In 1997, President Nelson Mandela appointed him as a member of the South African Human Rights Commission, where he served until 2009. For the last seven years of his tenure, he was the commission's chairperson, appointed to that position by Mandela's successor, President Thabo Mbeki, in October 2002. In January 2010, shortly after his departure from the commission, he accepted appointment as an acting judge in the Gauteng Division of the High Court of South Africa.
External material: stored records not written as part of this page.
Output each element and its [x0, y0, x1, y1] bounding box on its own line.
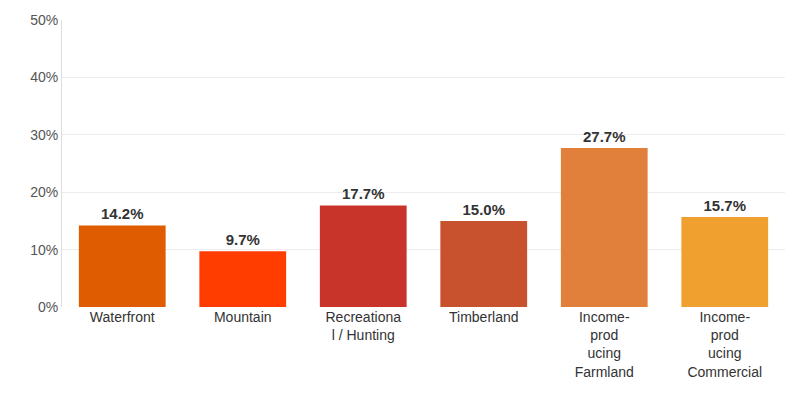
svg-text:17.7%: 17.7% — [342, 185, 385, 202]
svg-text:20%: 20% — [30, 184, 58, 200]
svg-text:Income-producingFarmland: Income-producingFarmland — [575, 309, 634, 380]
svg-text:40%: 40% — [30, 69, 58, 85]
svg-text:9.7%: 9.7% — [226, 231, 260, 248]
svg-text:Timberland: Timberland — [449, 309, 519, 325]
svg-text:30%: 30% — [30, 127, 58, 143]
svg-text:15.7%: 15.7% — [703, 197, 746, 214]
svg-text:27.7%: 27.7% — [583, 128, 626, 145]
svg-text:Recreational / Hunting: Recreational / Hunting — [326, 309, 402, 343]
svg-text:15.0%: 15.0% — [462, 201, 505, 218]
svg-text:50%: 50% — [30, 12, 58, 28]
svg-text:10%: 10% — [30, 242, 58, 258]
svg-text:Income-producingCommercial: Income-producingCommercial — [687, 309, 762, 380]
svg-text:14.2%: 14.2% — [101, 205, 144, 222]
svg-text:Mountain: Mountain — [214, 309, 272, 325]
svg-text:Waterfront: Waterfront — [90, 309, 155, 325]
svg-text:0%: 0% — [38, 299, 58, 315]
== Gauteng High Court: 2011–2022 ==
In 2011, President Jacob Zuma appointed Kollapen to the bench permanently as a judge of the Gauteng High Court. During his decade of service in the High Court, Kollapen also served as chairperson of the South African Law Reform Commission from April 2016, and he was an acting judge in the Constitutional Court of South Africa for two terms in 2017. He was an extraordinary lecturer at the University of Pretoria's Centre for Human Rights in 2011. He was also an acting judge in the Land Claims Court.
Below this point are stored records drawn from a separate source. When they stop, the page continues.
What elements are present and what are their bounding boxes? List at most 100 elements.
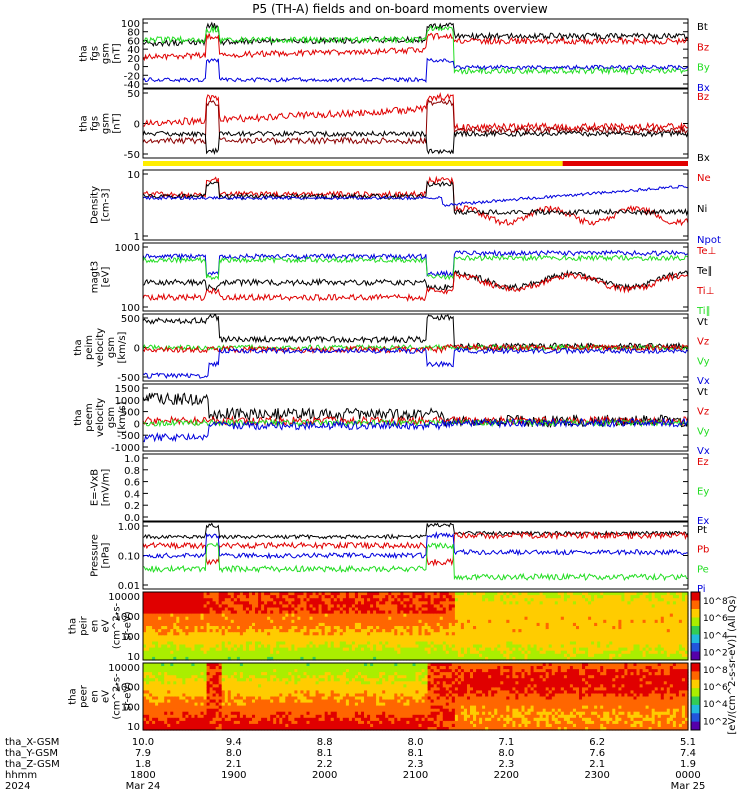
peir-spectrogram-cell [430, 592, 435, 596]
peir-spectrogram-cell [642, 613, 647, 618]
peer-spectrogram-cell [164, 678, 168, 682]
peir-spectrogram-cell [491, 622, 495, 627]
peir-spectrogram-cell [518, 641, 522, 646]
peir-spectrogram-cell [606, 629, 610, 633]
peer-spectrogram-cell [224, 702, 229, 707]
peir-spectrogram-cell [621, 613, 625, 618]
peir-spectrogram-cell [279, 635, 283, 639]
peir-spectrogram-cell [206, 607, 211, 612]
peer-spectrogram-cell [185, 690, 189, 694]
peir-spectrogram-cell [572, 592, 577, 596]
peir-spectrogram-cell [418, 619, 423, 624]
peer-spectrogram-cell [161, 702, 165, 707]
peer-spectrogram-cell [218, 669, 223, 673]
peir-spectrogram-cell [327, 629, 332, 633]
peir-spectrogram-cell [291, 610, 295, 615]
peir-spectrogram-cell [373, 592, 377, 596]
peir-spectrogram-cell [361, 650, 365, 655]
peir-spectrogram-cell [161, 601, 165, 605]
peir-spectrogram-cell [318, 635, 323, 639]
peir-spectrogram-cell [285, 592, 289, 596]
peir-spectrogram-cell [563, 610, 568, 615]
ylabel-peer-3: eV [101, 690, 112, 703]
peir-spectrogram-cell [560, 613, 565, 618]
peir-spectrogram-cell [497, 656, 501, 661]
peir-spectrogram-cell [506, 644, 510, 649]
peer-spectrogram-cell [249, 696, 253, 701]
peir-spectrogram-cell [654, 622, 659, 627]
peir-spectrogram-cell [318, 598, 323, 602]
peir-spectrogram-cell [454, 616, 459, 621]
peir-spectrogram-cell [457, 635, 462, 639]
peer-spectrogram-cell [255, 693, 259, 698]
peir-spectrogram-cell [591, 598, 595, 602]
peir-spectrogram-cell [339, 656, 344, 661]
peir-spectrogram-cell [158, 632, 162, 636]
peir-spectrogram-cell [282, 613, 286, 618]
peir-spectrogram-cell [149, 641, 153, 646]
peir-spectrogram-cell [560, 616, 565, 621]
peir-spectrogram-cell [385, 656, 389, 661]
peir-spectrogram-cell [336, 644, 341, 649]
peir-spectrogram-cell [345, 601, 350, 605]
peir-spectrogram-cell [463, 607, 468, 612]
peir-spectrogram-cell [158, 613, 162, 618]
peir-spectrogram-cell [173, 601, 177, 605]
peir-spectrogram-cell [324, 616, 329, 621]
peir-spectrogram-cell [348, 650, 353, 655]
peir-spectrogram-cell [533, 632, 538, 636]
peir-spectrogram-cell [315, 601, 320, 605]
peir-spectrogram-cell [406, 647, 410, 652]
peir-spectrogram-cell [488, 610, 492, 615]
peir-spectrogram-cell [657, 653, 662, 658]
peir-spectrogram-cell [249, 607, 253, 612]
ylabel-peem_vel-4: [km/s] [117, 401, 128, 433]
peir-spectrogram-cell [315, 604, 320, 609]
peir-spectrogram-cell [482, 592, 486, 596]
peir-spectrogram-cell [388, 632, 392, 636]
peir-spectrogram-cell [188, 644, 192, 649]
peir-spectrogram-cell [551, 622, 556, 627]
peir-spectrogram-cell [482, 629, 486, 633]
peir-spectrogram-cell [197, 647, 202, 652]
peer-spectrogram-cell [230, 687, 235, 691]
peer-spectrogram-cell [239, 708, 244, 713]
peir-spectrogram-cell [678, 622, 683, 627]
peir-spectrogram-cell [300, 622, 304, 627]
peir-spectrogram-cell [367, 653, 371, 658]
peir-spectrogram-cell [621, 619, 625, 624]
peer-spectrogram-cell [149, 711, 153, 716]
peir-spectrogram-cell [249, 647, 253, 652]
peir-spectrogram-cell [212, 622, 217, 627]
peir-spectrogram-cell [267, 644, 271, 649]
peer-spectrogram-cell [206, 669, 211, 673]
peir-spectrogram-cell [403, 653, 407, 658]
peir-spectrogram-cell [264, 598, 268, 602]
peir-spectrogram-cell [400, 622, 404, 627]
peir-spectrogram-cell [191, 592, 195, 596]
peir-spectrogram-cell [600, 641, 604, 646]
peir-spectrogram-cell [594, 632, 598, 636]
peir-spectrogram-cell [170, 601, 174, 605]
peir-spectrogram-cell [173, 622, 177, 627]
peir-spectrogram-cell [236, 650, 241, 655]
peir-spectrogram-cell [185, 641, 189, 646]
peir-spectrogram-cell [609, 656, 613, 661]
peir-spectrogram-cell [364, 635, 368, 639]
peir-spectrogram-cell [600, 635, 604, 639]
peir-spectrogram-cell [303, 592, 308, 596]
peir-spectrogram-cell [249, 616, 253, 621]
peer-spectrogram-cell [236, 708, 241, 713]
peir-spectrogram-cell [548, 653, 553, 658]
peir-spectrogram-cell [279, 619, 283, 624]
peer-spectrogram-cell [255, 714, 259, 719]
peir-spectrogram-cell [409, 650, 413, 655]
peir-spectrogram-cell [276, 613, 280, 618]
peer-spectrogram-cell [149, 720, 153, 725]
peir-spectrogram-cell [539, 635, 544, 639]
peir-spectrogram-cell [373, 638, 377, 643]
peir-spectrogram-cell [412, 592, 417, 596]
peir-spectrogram-cell [473, 604, 477, 609]
peir-spectrogram-cell [185, 604, 189, 609]
peir-spectrogram-cell [621, 635, 625, 639]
On two occasions, Kollapen was unsuccessfully nominated for permanent elevation to the Constitutional Court. Both in April 2017 and in April 2019, he was interviewed and endorsed by the Judicial Service Commission, but, on both occasions, the President opted to select another candidate (Leona Theron in 2017, and Zukisa Tshiqi and Steven Majiedt in 2019). In February 2021, the Judicial Service Commission shortlisted him for elevation for a third time, this time as one of ten candidates for two vacancies, and his third interview took place in April 2021. He was again recommended as suitable for elevation, but the results of the selection process were nullified following a challenge by the Council for the Advancement of the South African Constitution.
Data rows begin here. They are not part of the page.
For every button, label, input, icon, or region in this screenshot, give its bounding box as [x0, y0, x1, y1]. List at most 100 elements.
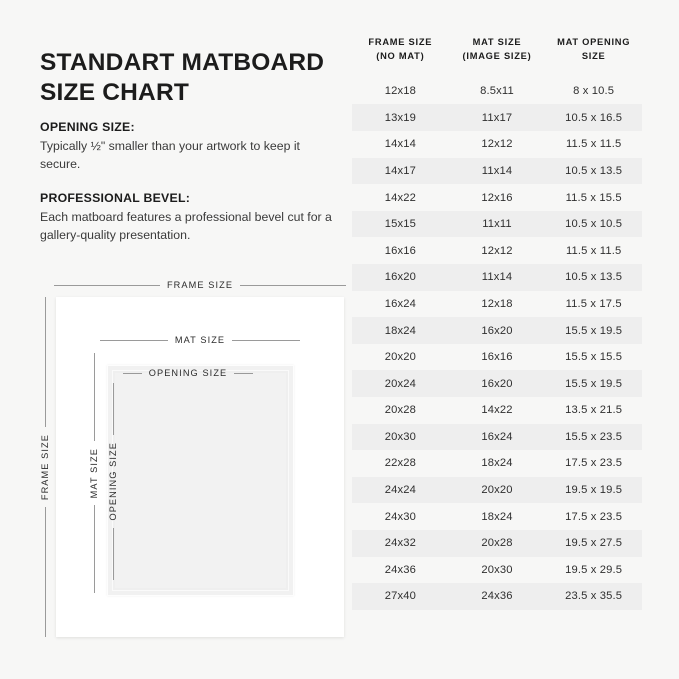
matboard-diagram: FRAME SIZE MAT SIZE OPENING SIZE FRAME S… [18, 280, 347, 652]
note-opening-size-body: Typically ½" smaller than your artwork t… [40, 139, 300, 172]
table-cell: 20x28 [481, 537, 513, 550]
table-row: 12x18 8.5x11 8 x 10.5 [352, 78, 642, 105]
table-cell: 11.5 x 15.5 [565, 191, 622, 204]
table-cell: 23.5 x 35.5 [565, 590, 623, 603]
table-cell: 19.5 x 19.5 [565, 484, 623, 497]
table-column-header-line: (NO MAT) [376, 50, 425, 61]
table-cell: 15x15 [384, 218, 416, 231]
diagram-opening-size-label-vertical: OPENING SIZE [108, 442, 118, 521]
table-cell: 12x12 [481, 138, 513, 151]
table-cell: 16x20 [481, 377, 513, 390]
table-row: 27x40 24x36 23.5 x 35.5 [352, 583, 642, 610]
table-cell: 27x40 [384, 590, 416, 603]
table-cell: 12x18 [481, 297, 513, 310]
table-cell: 15.5 x 19.5 [565, 377, 623, 390]
table-row: 16x24 12x18 11.5 x 17.5 [352, 291, 642, 318]
table-row: 24x30 18x24 17.5 x 23.5 [352, 503, 642, 530]
table-cell: 16x16 [384, 244, 416, 257]
table-cell: 10.5 x 13.5 [565, 164, 623, 177]
table-cell: 13.5 x 21.5 [565, 404, 623, 417]
measure-rule [240, 285, 347, 287]
table-cell: 10.5 x 16.5 [565, 111, 623, 124]
note-opening-size-heading: OPENING SIZE: [40, 120, 135, 134]
table-cell: 16x24 [481, 430, 513, 443]
table-cell: 15.5 x 23.5 [565, 430, 623, 443]
diagram-opening-size-label: OPENING SIZE [148, 368, 228, 378]
table-column-header-line: FRAME SIZE [368, 37, 433, 47]
table-column-header: MAT OPENING SIZE [545, 36, 642, 64]
table-cell: 11.5 x 11.5 [566, 138, 622, 151]
measure-rule [45, 297, 47, 427]
table-cell: 14x22 [481, 404, 513, 417]
diagram-opening-size-measure-vertical: OPENING SIZE [108, 383, 120, 581]
table-cell: 11.5 x 11.5 [566, 244, 622, 257]
table-cell: 17.5 x 23.5 [565, 510, 623, 523]
diagram-frame-size-measure-horizontal: FRAME SIZE [54, 280, 347, 292]
table-row: 24x32 20x28 19.5 x 27.5 [352, 529, 642, 557]
table-cell: 14x22 [384, 191, 416, 204]
table-cell: 18x24 [481, 457, 513, 470]
table-cell: 22x28 [384, 457, 416, 470]
table-cell: 24x32 [384, 537, 416, 550]
note-professional-bevel-body: Each matboard features a professional be… [40, 210, 332, 243]
measure-rule [232, 340, 301, 342]
measure-rule [94, 505, 96, 594]
table-cell: 18x24 [481, 510, 513, 523]
table-cell: 24x24 [384, 484, 416, 497]
table-cell: 17.5 x 23.5 [565, 457, 623, 470]
table-row: 22x28 18x24 17.5 x 23.5 [352, 450, 642, 477]
table-cell: 8 x 10.5 [573, 85, 615, 98]
diagram-opening-size-measure-horizontal: OPENING SIZE [123, 368, 254, 380]
table-column-header-line: MAT SIZE [472, 37, 522, 47]
note-opening-size: OPENING SIZE: Typically ½" smaller than … [40, 120, 340, 173]
table-cell: 14x14 [384, 138, 416, 151]
diagram-opening-rect [115, 373, 286, 588]
diagram-frame-size-label: FRAME SIZE [166, 280, 234, 290]
table-cell: 20x30 [384, 430, 416, 443]
table-cell: 19.5 x 29.5 [565, 563, 623, 576]
table-column-header-line: MAT OPENING [557, 37, 631, 47]
table-cell: 11x17 [481, 111, 513, 124]
table-cell: 20x30 [481, 563, 513, 576]
diagram-mat-size-label-vertical: MAT SIZE [89, 447, 99, 499]
table-column-header: FRAME SIZE (NO MAT) [352, 36, 449, 64]
table-cell: 10.5 x 13.5 [565, 271, 623, 284]
table-row: 15x15 11x11 10.5 x 10.5 [352, 210, 642, 238]
size-chart-table: FRAME SIZE (NO MAT) MAT SIZE (IMAGE SIZE) MA… [352, 30, 642, 610]
table-cell: 24x30 [384, 510, 416, 523]
measure-rule [234, 373, 254, 375]
page-title: STANDART MATBOARD SIZE CHART [40, 49, 325, 107]
measure-rule [113, 527, 115, 581]
table-cell: 12x18 [384, 85, 416, 98]
measure-rule [113, 383, 115, 436]
table-cell: 11.5 x 17.5 [565, 297, 622, 310]
table-row: 24x24 20x20 19.5 x 19.5 [352, 476, 642, 504]
note-professional-bevel: PROFESSIONAL BEVEL: Each matboard featur… [40, 191, 340, 244]
diagram-mat-size-measure-horizontal: MAT SIZE [100, 335, 301, 347]
diagram-mat-size-label: MAT SIZE [174, 335, 226, 345]
table-cell: 16x20 [481, 324, 513, 337]
diagram-mat-size-measure-vertical: MAT SIZE [89, 353, 101, 594]
table-cell: 24x36 [481, 590, 513, 603]
table-row: 20x20 16x16 15.5 x 15.5 [352, 344, 642, 371]
table-cell: 11x14 [481, 164, 513, 177]
diagram-frame-size-measure-vertical: FRAME SIZE [40, 297, 52, 638]
table-cell: 20x28 [384, 404, 416, 417]
table-row: 16x16 12x12 11.5 x 11.5 [352, 237, 642, 264]
table-cell: 8.5x11 [480, 85, 514, 98]
table-cell: 15.5 x 15.5 [565, 351, 623, 364]
table-cell: 20x20 [481, 484, 513, 497]
measure-rule [100, 340, 168, 342]
table-cell: 12x12 [481, 244, 513, 257]
table-cell: 19.5 x 27.5 [565, 537, 623, 550]
table-cell: 11x14 [481, 271, 513, 284]
table-row: 20x30 16x24 15.5 x 23.5 [352, 423, 642, 451]
table-row: 20x24 16x20 15.5 x 19.5 [352, 370, 642, 397]
table-cell: 13x19 [384, 111, 416, 124]
table-cell: 11x11 [482, 218, 512, 231]
table-cell: 16x24 [384, 297, 416, 310]
table-cell: 18x24 [384, 324, 416, 337]
table-cell: 14x17 [384, 164, 416, 177]
measure-rule [94, 353, 96, 441]
table-cell: 20x24 [384, 377, 416, 390]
== Constitutional Court: 2022–present ==
In October 2021, the Judicial Service Commission re-ran its April 2021 interviews; commentator Eusebius McKaiser said that, despite offering "occasional stylised little soliloquies", Kollapen made a strong impression. The Judicial Service Commission again recommended the same five candidates, including Kollapen, for appointment to the Constitutional Court, and he and Rammaka Mathopo were the pair whom President Cyril Ramaphosa selected for appointment in December. They took office in the apex court on 1 January 2022.

== Personal life ==
He is married to Rani Kollapen and has three daughters. He inherited his parents' Hindu religion.